À cela, les militaires répondent: oui. Pour l'«occupation» du Nord, la défense du continent et d'autres missions éventuelles, sans parler de leur désir de conserver une expertise en cette matière. Rien de cela n'est futile. Mais l'époque et le rapport coûts-bénéfices doivent également influer sur la décision.

Ainsi, assumer une juste part des responsabilités au sein du NORAD, de l'OTAN ou dans des missions sous mandat de l'ONU n'implique pas que le Canada le fasse avec des avions de chasse.
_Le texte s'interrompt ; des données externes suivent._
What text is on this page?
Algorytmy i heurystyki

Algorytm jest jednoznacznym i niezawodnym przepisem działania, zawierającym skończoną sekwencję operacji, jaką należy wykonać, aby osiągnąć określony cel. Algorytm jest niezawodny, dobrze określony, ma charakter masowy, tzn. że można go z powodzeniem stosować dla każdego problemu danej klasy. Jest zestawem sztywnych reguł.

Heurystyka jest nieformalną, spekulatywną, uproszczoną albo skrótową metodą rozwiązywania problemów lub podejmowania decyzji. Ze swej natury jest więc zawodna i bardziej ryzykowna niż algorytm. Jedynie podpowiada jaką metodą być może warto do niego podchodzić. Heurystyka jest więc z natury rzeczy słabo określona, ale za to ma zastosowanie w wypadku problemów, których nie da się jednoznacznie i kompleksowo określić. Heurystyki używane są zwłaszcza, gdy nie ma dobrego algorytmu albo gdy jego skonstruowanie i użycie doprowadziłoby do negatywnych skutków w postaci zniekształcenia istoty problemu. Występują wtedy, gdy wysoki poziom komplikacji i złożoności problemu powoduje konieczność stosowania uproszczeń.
La spécialisation des tâches entre nations serait logique, envisageable et est d'ailleurs déjà existante.

Entrevoir les conflits du futur (ou autopsier l'opération afghane) indique que les chasseurs sont dorénavant moins utiles que les gros transporteurs, les hélicos, les drones. Et moins que l'expertise informatique ou même culturelle: combien de chasseurs «vaut» un seul militaire parlant le pachtou, l'urdu ou l'arabe?

Renoncer à l'arme nucléaire et aux porte-avions n'a pas empêché le Canada d'entretenir une Défense respectable. Comme l'a noté l'historien J.L. Granatstein dans Who Killed The Canadian Military?, c'est plutôt le mépris pour la chose militaire de la part de plusieurs gouvernements depuis 1945 (cela reflétant, hélas, l'opinion d'une partie de la population) qui a blessé l'institution.

Aujourd'hui, il faut se demander ceci: compte tenu de la taille modeste de l'économie canadienne et des tâches réelles qui se présenteront à l'avenir, dans quel champ d'expertise militaire convient-il d'investir aujourd'hui?

Acheter 65 chasseurs haut de gamme est une option. Mais il y en a certainement d'autres qui valent d'être examinées.